Zeynep Göğüş'ün romanı 'Yok Çünkü Telafisi', Everest Yayınları tarafından yayımlandı. Göğüş, "Derdim, aile tarihleri ve resmi tarih anlamında geçmişin yeniden yaratılmasında uğradığı tahrifattı" dedi.

Google Haberlere Abone ol

DUVAR - İlk romanı 'Işık Ülkesinden' ile 2019 Yunus Nadi Roman Ödülü’ne layık görülen Zeynep Göğüş, uzun yıllar gazetecilik yapmış bir yazar. 'Bir Avrupa Rüyası', 'Devekuşunun Kredi Kartı', 'Kadınlar Olmadan Asla', 'Oğluma Avrupa Mektupları', 'Zeytin Kuşu' adlı kitapları da bulunan Göğüş’ün geçtiğimiz günlerde 'Yok Çünkü Telafisi' adlı yeni bir romanı yayınlandı.
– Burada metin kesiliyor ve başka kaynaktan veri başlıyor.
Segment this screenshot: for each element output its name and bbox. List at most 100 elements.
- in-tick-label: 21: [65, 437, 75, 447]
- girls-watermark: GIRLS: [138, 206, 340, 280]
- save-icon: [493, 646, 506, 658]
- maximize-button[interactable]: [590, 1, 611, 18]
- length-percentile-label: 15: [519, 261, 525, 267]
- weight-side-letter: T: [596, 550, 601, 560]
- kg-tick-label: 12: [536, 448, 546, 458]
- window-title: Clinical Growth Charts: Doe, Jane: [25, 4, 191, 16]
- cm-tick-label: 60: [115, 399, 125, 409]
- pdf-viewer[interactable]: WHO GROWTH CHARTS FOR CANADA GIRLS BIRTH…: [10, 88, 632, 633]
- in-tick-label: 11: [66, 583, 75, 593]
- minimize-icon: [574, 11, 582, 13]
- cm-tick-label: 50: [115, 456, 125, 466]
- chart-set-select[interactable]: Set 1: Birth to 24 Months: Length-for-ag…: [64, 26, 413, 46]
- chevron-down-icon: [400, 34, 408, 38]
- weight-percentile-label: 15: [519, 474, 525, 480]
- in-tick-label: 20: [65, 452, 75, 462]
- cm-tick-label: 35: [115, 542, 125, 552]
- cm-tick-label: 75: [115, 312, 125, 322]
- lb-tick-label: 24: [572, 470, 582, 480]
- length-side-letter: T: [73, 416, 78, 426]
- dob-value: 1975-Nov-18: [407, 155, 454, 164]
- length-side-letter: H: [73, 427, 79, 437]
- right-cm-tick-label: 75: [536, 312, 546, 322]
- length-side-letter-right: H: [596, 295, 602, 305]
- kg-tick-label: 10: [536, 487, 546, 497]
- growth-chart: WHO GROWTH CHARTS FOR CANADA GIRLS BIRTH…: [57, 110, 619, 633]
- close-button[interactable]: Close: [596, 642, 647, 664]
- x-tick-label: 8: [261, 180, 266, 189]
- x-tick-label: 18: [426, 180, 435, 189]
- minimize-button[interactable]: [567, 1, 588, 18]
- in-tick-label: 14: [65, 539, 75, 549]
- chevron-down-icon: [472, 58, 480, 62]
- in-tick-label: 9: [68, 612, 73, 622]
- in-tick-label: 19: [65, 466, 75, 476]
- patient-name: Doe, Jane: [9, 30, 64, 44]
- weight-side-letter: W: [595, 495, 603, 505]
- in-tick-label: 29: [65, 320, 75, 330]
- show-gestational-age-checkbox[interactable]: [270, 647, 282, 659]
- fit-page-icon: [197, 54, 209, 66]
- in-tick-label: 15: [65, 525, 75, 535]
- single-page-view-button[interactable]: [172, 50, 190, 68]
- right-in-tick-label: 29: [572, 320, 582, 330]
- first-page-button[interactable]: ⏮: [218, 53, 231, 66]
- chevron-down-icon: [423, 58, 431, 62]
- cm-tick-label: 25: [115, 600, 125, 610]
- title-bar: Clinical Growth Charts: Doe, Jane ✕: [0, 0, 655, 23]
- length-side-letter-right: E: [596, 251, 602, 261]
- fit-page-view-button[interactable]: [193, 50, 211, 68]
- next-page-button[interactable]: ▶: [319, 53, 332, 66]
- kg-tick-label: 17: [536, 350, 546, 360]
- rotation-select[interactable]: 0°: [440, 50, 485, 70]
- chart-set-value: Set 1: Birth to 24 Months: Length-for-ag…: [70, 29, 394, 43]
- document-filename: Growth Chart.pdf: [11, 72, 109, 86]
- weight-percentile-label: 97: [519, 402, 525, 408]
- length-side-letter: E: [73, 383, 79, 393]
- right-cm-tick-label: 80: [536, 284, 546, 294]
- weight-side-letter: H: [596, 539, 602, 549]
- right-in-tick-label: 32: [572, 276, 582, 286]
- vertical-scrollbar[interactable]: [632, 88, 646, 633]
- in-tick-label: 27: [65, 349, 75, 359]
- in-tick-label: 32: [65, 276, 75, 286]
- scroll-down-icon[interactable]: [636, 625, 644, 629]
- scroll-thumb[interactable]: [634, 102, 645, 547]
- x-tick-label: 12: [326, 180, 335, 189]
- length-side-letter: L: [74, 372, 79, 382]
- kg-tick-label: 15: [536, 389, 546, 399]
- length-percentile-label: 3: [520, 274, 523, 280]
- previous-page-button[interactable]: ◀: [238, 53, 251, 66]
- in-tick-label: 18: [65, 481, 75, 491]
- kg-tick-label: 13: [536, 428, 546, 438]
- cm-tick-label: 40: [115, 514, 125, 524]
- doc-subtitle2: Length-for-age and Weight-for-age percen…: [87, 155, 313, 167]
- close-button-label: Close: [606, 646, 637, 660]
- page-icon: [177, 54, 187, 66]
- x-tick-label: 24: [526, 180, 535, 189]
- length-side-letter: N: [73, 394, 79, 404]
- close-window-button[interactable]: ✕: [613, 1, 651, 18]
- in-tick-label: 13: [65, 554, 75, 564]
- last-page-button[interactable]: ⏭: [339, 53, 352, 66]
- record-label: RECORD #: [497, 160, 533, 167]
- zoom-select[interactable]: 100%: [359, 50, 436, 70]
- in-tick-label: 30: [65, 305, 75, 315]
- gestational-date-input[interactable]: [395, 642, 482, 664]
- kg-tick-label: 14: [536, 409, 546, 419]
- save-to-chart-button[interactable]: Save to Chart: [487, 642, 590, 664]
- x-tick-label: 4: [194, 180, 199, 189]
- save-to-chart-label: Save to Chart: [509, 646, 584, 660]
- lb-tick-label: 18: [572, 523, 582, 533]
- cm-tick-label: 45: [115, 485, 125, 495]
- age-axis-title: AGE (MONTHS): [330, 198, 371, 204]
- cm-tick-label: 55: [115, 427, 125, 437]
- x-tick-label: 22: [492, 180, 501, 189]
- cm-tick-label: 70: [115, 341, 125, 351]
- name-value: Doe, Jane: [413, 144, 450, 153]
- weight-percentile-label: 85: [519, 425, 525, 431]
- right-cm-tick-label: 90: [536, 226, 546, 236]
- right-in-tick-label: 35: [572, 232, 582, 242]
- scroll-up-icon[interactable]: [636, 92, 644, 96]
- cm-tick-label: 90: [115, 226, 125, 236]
Göğüş ile Everest Yayınları tarafından yayımlanan romanı 'Yok Çünkü Telafisi'ni konuştuk. 

'EN KEYİFLİ KISMI, GÜZERGÂHIMDA ÖNCEDEN OLMAYAN PATİKALARA SAPMAKTI'

Kitabın yazım süreciyle başlamak istiyorum. 'Yok Çünkü Telafisi' nasıl bir derdin ürünü, romanın yazım sürecine dair bizimle paylaşmak istediğiniz neler var?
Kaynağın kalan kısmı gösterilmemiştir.